Cheetahs are known to be the fastest mammals in the world. However, a little known fact about them is that they are also scaredy-cats. In fact they are so fearful that they do not breed easily and are facing extinction because of it. Many zoos are trying something new and introducing dogs to the large cats to help calm and sooth them. The companion dogs are being paired up with cheetahs to be playmates and to help provide the big cats with guidance and support.
Grisham, vice president of animal collections at the St. Louis Zoo and species survival plan coordinator for cheetahs in North America said "it's a love story of one species helping another species survive." Janet Rose-Hinostroza, animal training supervisor at the San Diego Zoo Safari Park and the top U.S. breeder of cheetahs in captivity says "it is all about comforting and reassuring the cheetah." This may seem like an unlikely pairing but I can tell you first hand that cheetahs can be very timid.
When I was a teen I went to Wildlife Safari with my family and found the cheetah to be my favorite big cat. I was lucky to get to have my photo taken with one. The cats name was Tamra and the first thing I was told when I entered her area was to talk slow and calm because she could scare easily. As I got closer and sat down next to her I could feel her heart beating very fast and she was breathing very quickly. The poor thing was terrified, and this is what she did every day and having her photo taken with a human was nothing new to her. After a few moments she relaxed and sort of leaned up against me. It was an amazing experience.

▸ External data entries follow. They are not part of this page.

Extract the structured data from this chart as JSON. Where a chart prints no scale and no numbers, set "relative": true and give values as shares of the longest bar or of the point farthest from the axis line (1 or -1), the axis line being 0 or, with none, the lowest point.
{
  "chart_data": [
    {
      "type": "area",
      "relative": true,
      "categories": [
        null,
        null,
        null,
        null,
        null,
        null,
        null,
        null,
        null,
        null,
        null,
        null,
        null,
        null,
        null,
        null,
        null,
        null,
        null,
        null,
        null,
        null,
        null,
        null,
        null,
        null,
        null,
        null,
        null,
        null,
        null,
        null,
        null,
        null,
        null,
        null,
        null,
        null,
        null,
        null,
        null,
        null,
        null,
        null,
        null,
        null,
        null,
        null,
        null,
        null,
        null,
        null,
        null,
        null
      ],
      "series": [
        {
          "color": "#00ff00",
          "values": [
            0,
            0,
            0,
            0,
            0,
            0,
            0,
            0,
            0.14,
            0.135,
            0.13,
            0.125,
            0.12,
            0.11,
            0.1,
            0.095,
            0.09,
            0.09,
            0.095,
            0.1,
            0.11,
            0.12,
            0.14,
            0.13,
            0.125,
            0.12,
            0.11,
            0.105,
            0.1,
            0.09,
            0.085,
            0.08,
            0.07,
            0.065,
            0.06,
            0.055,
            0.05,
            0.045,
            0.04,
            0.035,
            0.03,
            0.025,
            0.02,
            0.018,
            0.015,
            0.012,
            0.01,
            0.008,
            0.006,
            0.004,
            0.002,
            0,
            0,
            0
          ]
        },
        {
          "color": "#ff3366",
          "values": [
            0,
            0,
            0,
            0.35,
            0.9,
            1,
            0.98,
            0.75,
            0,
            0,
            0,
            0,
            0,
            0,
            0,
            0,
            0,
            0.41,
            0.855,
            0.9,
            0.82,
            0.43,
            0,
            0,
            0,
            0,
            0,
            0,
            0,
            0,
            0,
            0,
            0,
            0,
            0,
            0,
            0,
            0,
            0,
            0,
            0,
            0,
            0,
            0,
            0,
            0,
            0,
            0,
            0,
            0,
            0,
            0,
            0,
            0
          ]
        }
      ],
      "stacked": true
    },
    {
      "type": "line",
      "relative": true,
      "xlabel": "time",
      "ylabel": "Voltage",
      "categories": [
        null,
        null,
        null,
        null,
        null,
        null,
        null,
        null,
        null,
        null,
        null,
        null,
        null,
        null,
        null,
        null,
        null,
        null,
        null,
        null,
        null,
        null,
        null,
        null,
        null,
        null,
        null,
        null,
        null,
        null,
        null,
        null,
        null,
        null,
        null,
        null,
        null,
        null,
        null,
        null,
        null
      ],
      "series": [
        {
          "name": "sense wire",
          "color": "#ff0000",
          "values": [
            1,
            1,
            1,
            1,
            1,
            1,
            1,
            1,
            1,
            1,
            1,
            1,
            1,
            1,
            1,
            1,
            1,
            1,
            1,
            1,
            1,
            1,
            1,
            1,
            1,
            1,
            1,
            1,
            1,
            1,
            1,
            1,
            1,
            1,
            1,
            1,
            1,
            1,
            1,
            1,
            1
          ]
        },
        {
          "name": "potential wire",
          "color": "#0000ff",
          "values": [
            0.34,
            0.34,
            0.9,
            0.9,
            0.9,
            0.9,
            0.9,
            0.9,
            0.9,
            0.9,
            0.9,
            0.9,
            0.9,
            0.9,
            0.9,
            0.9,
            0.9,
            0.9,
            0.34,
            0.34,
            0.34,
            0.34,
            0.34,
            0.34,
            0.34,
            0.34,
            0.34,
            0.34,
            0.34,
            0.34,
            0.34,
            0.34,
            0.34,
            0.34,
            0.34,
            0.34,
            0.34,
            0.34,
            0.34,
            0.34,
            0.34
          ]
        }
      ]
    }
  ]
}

Rose-Hinostroza said "in this relationship, the dog is dominant, but we look for dogs that want to be a buddy, the dog always has the cat's back, but it's never the other way around. Dogs worry about their cats. They protect their cats." If you have both dogs and cats in your home, you may see this behavior as well.
The dogs used for this program come in all sizes. At the Safari Park zoo, the smallest is Hopper, a male mixed breed dog who weighs about 40 pounds. He has been paired with Amara, the toughest female cheetah at their location.
"The dogs are the bosses in these relationships," Rose-Hinostroza said. "If they ate together there would be one really fat dog and a really skinny cheetah." It’s a funny thought to imagine a dog stealing the food from a big cat. No one really knows when the business of pairing of cheetahs and dogs started, but the San Diego Zoo was given a pair of cheetahs back in 1981 under the condition they be given dogs because they were used to them. With a bright look into the future we hope that this strange pairing will help the big cats repopulate.